Keep in mind that WAVE can't ensure if your web content is fully accessible. It's a tool designed to mainly assist in evaluating the accessibility of your web content.

This tool offers a comprehensive analysis of various aspects of your website, including accessibility. It provides valuable insights into common accessibility issues and is user-friendly, making it accessible to users with varying technical expertise.


Here is the test result from Lighthouse. The report points out low color contrast errors, noting that the white text on a light green background makes it difficult to read.

Using Shopify Themes or ADA Apps

For Shopify store owners, there are two effective ways to comply with accessibility:

Using Shopify Themes
Many Shopify themes are designed with accessibility in mind. These themes come with built-in features that address common accessibility issues, including the design for color blindness

Using ADA compliance widgets
Alternatively, you can use ADA compliance widgets which are available in the Shopify App Store. These apps are specifically designed to help identify and fix accessibility issues, including those related to color blindness.

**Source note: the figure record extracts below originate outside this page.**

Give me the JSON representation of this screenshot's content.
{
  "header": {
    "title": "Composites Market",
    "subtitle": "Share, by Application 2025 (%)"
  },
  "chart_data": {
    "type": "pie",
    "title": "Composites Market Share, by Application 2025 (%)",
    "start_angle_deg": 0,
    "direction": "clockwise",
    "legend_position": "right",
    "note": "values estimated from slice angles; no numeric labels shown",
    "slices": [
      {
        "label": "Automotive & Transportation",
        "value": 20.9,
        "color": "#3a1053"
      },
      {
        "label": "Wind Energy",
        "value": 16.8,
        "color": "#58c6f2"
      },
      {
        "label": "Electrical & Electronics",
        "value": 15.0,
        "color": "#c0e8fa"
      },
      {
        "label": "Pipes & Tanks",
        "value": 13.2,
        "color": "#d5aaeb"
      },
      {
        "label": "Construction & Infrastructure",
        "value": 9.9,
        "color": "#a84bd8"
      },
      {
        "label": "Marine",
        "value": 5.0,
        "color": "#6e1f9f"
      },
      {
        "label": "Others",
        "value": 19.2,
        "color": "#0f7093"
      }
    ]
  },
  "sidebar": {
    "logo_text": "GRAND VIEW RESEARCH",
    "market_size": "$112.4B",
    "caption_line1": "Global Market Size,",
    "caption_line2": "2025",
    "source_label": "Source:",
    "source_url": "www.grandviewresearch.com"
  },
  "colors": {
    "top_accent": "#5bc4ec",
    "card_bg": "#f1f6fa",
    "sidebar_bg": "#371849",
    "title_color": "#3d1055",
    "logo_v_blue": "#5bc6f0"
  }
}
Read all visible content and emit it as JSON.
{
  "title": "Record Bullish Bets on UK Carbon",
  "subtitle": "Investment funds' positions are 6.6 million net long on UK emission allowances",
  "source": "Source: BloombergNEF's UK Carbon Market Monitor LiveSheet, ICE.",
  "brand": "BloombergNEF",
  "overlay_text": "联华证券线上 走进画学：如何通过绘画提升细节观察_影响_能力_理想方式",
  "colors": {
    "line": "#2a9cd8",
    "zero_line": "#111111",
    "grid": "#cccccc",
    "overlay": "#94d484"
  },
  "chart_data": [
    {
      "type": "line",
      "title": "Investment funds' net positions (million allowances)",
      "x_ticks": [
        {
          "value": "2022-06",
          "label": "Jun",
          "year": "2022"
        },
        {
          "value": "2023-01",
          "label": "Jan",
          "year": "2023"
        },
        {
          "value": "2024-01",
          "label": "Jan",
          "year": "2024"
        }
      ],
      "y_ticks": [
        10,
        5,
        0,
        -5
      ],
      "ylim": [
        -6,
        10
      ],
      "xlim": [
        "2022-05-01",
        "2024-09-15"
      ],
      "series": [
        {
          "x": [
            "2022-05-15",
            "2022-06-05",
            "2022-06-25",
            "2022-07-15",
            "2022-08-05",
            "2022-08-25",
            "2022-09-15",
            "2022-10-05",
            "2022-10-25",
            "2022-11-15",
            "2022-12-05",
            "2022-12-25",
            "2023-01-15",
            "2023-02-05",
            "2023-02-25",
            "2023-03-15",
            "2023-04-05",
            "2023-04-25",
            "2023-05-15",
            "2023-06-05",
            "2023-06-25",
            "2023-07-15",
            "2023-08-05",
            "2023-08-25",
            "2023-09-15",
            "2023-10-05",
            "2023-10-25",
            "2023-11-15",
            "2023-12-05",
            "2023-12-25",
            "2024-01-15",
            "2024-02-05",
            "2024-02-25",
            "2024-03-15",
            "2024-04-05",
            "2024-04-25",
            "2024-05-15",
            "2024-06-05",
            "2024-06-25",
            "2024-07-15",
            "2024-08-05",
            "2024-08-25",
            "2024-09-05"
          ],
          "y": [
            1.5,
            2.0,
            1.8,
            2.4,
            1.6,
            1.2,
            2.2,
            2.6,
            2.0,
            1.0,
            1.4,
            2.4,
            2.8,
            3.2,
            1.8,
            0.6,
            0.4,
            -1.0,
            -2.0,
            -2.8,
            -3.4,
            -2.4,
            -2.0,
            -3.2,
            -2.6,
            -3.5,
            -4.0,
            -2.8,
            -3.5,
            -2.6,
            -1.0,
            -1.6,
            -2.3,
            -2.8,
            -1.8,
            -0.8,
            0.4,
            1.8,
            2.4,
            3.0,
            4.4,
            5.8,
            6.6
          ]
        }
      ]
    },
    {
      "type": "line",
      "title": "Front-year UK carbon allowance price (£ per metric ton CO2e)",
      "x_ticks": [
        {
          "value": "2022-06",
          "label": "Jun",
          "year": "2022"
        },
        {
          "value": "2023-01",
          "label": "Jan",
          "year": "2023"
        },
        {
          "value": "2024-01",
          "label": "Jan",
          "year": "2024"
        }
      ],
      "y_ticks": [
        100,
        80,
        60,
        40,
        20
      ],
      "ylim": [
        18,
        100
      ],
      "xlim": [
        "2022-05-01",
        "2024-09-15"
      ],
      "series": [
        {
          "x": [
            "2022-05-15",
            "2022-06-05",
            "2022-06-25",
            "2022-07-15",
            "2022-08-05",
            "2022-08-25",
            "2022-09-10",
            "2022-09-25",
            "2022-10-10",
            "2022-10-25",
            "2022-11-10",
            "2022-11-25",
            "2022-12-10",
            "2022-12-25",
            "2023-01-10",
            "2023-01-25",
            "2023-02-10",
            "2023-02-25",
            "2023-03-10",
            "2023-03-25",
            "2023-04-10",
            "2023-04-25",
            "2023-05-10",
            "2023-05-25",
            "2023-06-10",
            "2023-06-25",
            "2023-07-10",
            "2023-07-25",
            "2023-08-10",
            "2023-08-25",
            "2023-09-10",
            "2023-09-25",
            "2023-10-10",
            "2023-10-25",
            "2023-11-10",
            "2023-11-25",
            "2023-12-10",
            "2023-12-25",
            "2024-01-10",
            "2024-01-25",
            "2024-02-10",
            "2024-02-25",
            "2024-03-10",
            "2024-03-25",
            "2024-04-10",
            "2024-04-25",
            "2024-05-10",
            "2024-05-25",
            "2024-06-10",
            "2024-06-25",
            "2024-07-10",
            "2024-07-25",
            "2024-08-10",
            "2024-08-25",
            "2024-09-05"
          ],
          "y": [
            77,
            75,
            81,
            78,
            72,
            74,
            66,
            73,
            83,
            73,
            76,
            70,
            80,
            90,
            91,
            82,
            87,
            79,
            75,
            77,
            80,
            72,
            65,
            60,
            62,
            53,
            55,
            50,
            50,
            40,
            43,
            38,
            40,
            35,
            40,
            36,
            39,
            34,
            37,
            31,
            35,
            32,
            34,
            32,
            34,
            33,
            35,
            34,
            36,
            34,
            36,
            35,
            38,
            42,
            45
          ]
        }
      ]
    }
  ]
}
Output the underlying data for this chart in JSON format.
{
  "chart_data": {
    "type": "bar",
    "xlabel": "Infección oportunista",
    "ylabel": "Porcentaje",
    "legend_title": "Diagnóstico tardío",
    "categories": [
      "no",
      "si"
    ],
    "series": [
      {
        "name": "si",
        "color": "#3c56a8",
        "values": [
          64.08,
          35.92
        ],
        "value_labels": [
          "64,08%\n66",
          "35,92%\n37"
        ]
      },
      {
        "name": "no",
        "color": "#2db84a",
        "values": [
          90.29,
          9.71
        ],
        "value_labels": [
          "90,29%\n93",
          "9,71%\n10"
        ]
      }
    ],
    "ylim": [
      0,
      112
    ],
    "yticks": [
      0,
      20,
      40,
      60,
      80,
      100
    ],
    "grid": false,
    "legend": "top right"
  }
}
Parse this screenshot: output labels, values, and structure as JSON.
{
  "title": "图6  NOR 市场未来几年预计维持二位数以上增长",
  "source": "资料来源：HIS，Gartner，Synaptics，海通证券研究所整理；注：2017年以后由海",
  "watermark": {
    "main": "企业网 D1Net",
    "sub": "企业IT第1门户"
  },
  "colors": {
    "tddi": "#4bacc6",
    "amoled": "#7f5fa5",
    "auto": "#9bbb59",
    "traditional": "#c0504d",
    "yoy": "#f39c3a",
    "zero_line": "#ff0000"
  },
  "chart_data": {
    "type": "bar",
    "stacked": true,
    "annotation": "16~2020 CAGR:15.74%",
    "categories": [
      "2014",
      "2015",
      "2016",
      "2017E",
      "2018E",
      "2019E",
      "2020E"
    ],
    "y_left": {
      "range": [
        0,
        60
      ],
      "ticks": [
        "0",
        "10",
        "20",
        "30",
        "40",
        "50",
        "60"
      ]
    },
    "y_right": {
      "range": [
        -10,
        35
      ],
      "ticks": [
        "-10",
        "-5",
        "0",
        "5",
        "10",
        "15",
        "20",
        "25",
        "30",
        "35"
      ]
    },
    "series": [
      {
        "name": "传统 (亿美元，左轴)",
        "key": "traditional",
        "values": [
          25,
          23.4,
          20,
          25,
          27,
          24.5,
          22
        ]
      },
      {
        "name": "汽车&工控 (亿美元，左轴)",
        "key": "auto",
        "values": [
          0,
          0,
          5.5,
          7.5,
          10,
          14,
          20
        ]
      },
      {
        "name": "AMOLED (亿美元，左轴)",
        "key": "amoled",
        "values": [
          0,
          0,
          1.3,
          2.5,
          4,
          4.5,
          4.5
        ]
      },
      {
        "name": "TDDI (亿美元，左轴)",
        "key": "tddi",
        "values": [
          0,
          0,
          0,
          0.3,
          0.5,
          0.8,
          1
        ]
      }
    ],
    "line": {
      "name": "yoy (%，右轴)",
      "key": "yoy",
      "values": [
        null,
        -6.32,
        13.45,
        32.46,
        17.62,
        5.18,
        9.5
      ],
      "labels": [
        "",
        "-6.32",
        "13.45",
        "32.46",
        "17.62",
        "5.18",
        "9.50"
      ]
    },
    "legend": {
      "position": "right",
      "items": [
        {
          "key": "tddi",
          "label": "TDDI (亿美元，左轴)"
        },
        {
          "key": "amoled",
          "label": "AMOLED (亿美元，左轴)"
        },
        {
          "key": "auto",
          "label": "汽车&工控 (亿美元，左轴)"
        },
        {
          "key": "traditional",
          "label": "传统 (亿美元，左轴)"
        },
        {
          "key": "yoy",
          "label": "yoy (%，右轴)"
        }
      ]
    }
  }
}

ADA WCAG Accessibility Widget offers features specifically designed to assist individuals with color blindness. Users can adjust color contrast through the Visually Pleasing Experience section, with options like Dark Contrast and High Contrast.


Additionally, users can modify the color of the text or the background of the page. This allows them to change colors they find difficult to see into ones they prefer, enhancing their overall experience.



Prioritizing accessibility for individuals with color blindness is a step towards creating a better online world. This dedication not only meets legal requirements but also reflects a commitment to valuing and accommodating all users, ultimately contributing to a more equitable and welcoming digital environment.